Rosh Hashanah
Many have asked why the High Holidays occur so early this year. I can’t remember a time when they fell so close to Labor Day. In fact the first night of Hanukkah occurs on the same evening we will be gathering with family and friends to celebrate Thanksgiving. This will never happen again. So although the timing of our fall celebrations is very unusual there is an internal logic to our holiday cycle. The Jewish calendar is a combination of a lunar and solar calendar. Our secular calendar is solar and is 365 years long. The lunar year is 354 days. The secular calendar dictates the seasons. The Jewish holidays are tied to both history and the seasons. Sukkot for example commemorates our wandering in the wilderness as well as the fall harvest. If we only followed a lunar calendar then our year would lose 11 days relative to the solar calendar and then Sukkot would eventually occur in the summer and then winter and then spring until finally returning to its proper season.
We therefore add a leap month every two or three years in order to keep the holidays within their proper seasons. So Rosh Hashanah can occur sometime between the beginning of September and the beginning of October. We will add this month in the coming spring between Hanukkah and Purim. By the time Passover arrives we will celebrate our seders in the middle of April. And so although Rosh Hashanah feels early the rhythm of the Jewish calendar always helps to orient our lives. Rosh Hashanah always arrives in between late summer and early fall. It occurs as the seasons are shifting and turning. And that is part of its message for our lives.

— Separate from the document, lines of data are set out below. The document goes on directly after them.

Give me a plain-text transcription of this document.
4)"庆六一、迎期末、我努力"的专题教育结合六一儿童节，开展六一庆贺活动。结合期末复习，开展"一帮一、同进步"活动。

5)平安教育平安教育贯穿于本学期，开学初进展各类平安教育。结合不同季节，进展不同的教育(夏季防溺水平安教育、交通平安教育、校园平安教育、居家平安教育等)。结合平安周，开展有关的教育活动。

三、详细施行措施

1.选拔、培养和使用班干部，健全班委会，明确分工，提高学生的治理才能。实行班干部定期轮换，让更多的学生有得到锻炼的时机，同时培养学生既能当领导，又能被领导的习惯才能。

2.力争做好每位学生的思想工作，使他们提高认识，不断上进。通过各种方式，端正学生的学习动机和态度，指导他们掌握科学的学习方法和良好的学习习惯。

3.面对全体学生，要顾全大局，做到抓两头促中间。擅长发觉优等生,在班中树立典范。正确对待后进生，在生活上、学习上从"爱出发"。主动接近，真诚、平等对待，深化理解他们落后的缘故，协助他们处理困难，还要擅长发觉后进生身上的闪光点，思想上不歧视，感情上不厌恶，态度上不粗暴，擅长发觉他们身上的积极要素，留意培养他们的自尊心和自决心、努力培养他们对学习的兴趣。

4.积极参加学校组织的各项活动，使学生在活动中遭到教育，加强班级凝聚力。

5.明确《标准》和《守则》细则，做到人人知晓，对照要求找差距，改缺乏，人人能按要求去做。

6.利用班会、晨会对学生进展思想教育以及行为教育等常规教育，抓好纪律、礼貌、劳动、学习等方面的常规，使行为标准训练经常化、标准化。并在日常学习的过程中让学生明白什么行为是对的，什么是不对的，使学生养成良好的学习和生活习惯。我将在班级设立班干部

The power of Rosh Hashanah is conveyed in the beautiful and haunting Unetanah Tokef prayer. “Let us proclaim the sacred power of this day; it is awesome and full of dread. For on this day Your dominion is exalted, Your throne established in steadfast love; there in truth You reign.…” It concludes with the words, “Our origin is dust, and dust is our end. Each of us is a shattered urn, grass that must wither, a flower that will fade, a shadow moving on, a cloud passing by, a particle of dust floating on the wind, a dream soon forgotten.” The prayer’s purpose is to remind us of the power of humility and the goal of turning our thoughts inward towards repair.
We are of course not always given to humility or to bowing in awe. But that is prayer’s purpose. That is its lofty goal. We can only achieve greatness if we correct our failings. We can only reach out to others if we recognize our flaws and give voice to our mistakes. The High Holidays are where we begin. We begin this process of repentance and repair by shouting praises toward heaven.
To begin that effort I urge you to watch this brief video by Carl Sagan. In it he explores the vastness of the universe and the pale, blue dot we call earth. It is perhaps even more humbling than our prayers. That is the place we must begin—the pale, blue dot we call earth and the reorienting qualities of humility and awe in standing before heaven. Our efforts to change always begin with a shift in perspective.
Shanah tovah u’metukah—A good, sweet new year!